Totally, 1042 stillbirths and 3026 abortion women were included. Most of the abortion women were single by marital status (91.2 %) but only 4.4 % of stillbirth women were single. This finding agrees with researcher results from Nepal [21]. This occurs to the reason that pregnancy before marriage is usually unintended and unsupported ending with an abortion [22].
58.1 % of abortion women do not want to report the reason for abortion, but, post-traumatic stress disorder was present in 36.8 % of the post-abortion women and 68.9% of the stillbirth women. This finding was in line with the 2017 finding [23]. The low prevalence of PTSD among post-abortion women indicates the high proportion of unintended pregnancy in the group[24].
The prevalence of hepatitis among abortion women was two folds higher than stillbirth women. Hepatitis B was present on 6% of the abortion women and 3.2 % of the stillbirth women. This figure was higher as compared to the 2016 finding from Ethiopia [25]. This indicates that risky sexual behavior is increasing from time to time.
HIV was detected in 3 % of abortion and 0.8 % of stillbirth women. This finding was in line with the Uganda research outputs [26]. This is due to the reason that most abortion women were single with their marital status; they might have multiple sexual partners, which finally increase the risk of acquiring HIV.
Hepatitis C was diagnosed in 4.7 % of abortion and 0.3 % of stillbirth women. This finding agrees with the research results from Egypt [27].

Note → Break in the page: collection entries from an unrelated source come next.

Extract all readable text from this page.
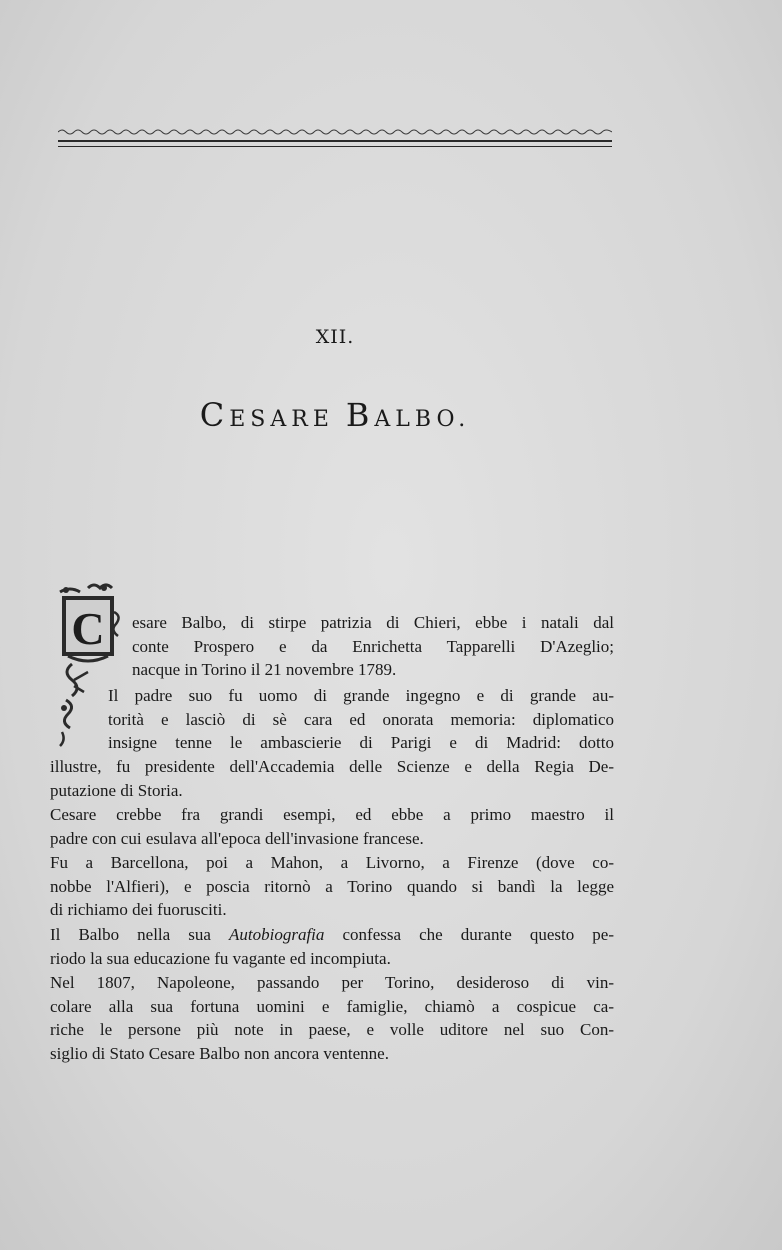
XII.
CESARE BALBO.
C esare Balbo, di stirpe patrizia di Chieri, ebbe i natali dal
conte Prospero e da Enrichetta Tapparelli D'Azeglio;
nacque in Torino il 21 novembre 1789.
Il padre suo fu uomo di grande ingegno e di grande au-
torità e lasciò di sè cara ed onorata memoria: diplomatico
insigne tenne le ambascierie di Parigi e di Madrid: dotto
illustre, fu presidente dell'Accademia delle Scienze e della Regia De-
putazione di Storia.
Cesare crebbe fra grandi esempi, ed ebbe a primo maestro il
padre con cui esulava all'epoca dell'invasione francese.
Fu a Barcellona, poi a Mahon, a Livorno, a Firenze (dove co-
nobbe l'Alfieri), e poscia ritornò a Torino quando si bandì la legge
di richiamo dei fuorusciti.
Il Balbo nella sua Autobiografia confessa che durante questo pe-
riodo la sua educazione fu vagante ed incompiuta.
Nel 1807, Napoleone, passando per Torino, desideroso di vin-
colare alla sua fortuna uomini e famiglie, chiamò a cospicue ca-
riche le persone più note in paese, e volle uditore nel suo Con-
siglio di Stato Cesare Balbo non ancora ventenne.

In the consecutive 3 years, MCH service was utilized by 75.7 % of stillbirth women, but only 5.1 % of abortion women utilized MCH service. The median time of pregnancy was 12 months for stillbirth and 11 months for abortion. This finding was in line with finding from Zambia [28]. This indicates that the tendency for repeated abortion was higher.
MCH service utilization was 29 % higher in the presence of good knowledge regarding contraceptives [IRR 1.29, 95% CI: 1.18-1.42]. The Ghanaian research article also reported poor knowledge of contraceptives among abortion women [29]. This finding indicates that women should get access to family planning intervention to reduce the risk of unintended pregnancy.

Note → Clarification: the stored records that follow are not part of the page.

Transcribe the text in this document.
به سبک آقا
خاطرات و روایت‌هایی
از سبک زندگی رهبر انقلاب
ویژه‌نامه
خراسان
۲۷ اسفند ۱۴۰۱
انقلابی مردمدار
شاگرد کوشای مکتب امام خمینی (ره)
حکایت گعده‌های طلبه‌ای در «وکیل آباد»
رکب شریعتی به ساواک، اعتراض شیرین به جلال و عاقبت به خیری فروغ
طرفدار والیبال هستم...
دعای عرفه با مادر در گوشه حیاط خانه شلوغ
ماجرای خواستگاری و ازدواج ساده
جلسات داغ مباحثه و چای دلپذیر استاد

MCH service utilization was 4.3 folds higher among women with tertiary education [IRR 4.29, 95% CI: 3.72 -4.96], 3.14 folds higher among women in secondary education. [IRR 3.14, 95% CI: 2.73 -3.61], however primary education was not helping women to use the MCH services. The previous finding from Ethiopia report the same results[30]. This indicates the government should extend its directions from primary education to secondary and above.
MCH service utilization was two folds higher among married women [IRR 2.08, 95% CI: 1.84 -2.34]. This finding was in line with the Nigeria research article [13]. This is due to the reason that the probability of partner communication regarding MCH was high among married women than single women. Additionally, married women to have access to MCH services related to plan and helped pregnancy.
MCH service utilization was 49% lower in women living with high family-sized households [IRR 0.67, 95% CI: 1.001 -1.01]. This finding was in agreement with findings from Sub-Saharan African countries [31]. This indicates that people living in overcrowded areas will not have awareness about MCH services.
Antepartum hemorrhage (APH) was observed in 23.1 % of pregnant mothers with a past abortion and post-partum hemorrhage (PPH) was observed in 25.6 % pregnant mothers with a past history of abortion. Obstetric hemorrhage was a common complication of abortion for the next pregnancy. This is because the uterine procedures performed during abortion affect the integrity of the uterine wall predisposing risk factors like placenta previa and abruption [32, 33].
Pregnancy-induced diabetes mellitus and pregnancy-induced hypertension were the common complications of stillbirth for the next pregnancy; PIDM was observed in 14.3 % of pregnant mothers with a past history of stillbirth and pregnancy-induced hypertension was observed in 9.2 % of mothers with a past history of stillbirth. This finding agrees with the previous finding from the same study area [34]. This is due to the endocrine effects of abortion and stillbirth [35, 36].
The main limitation of this research was failure to assess the effects of stillbirth and abortion on the health of the newborn.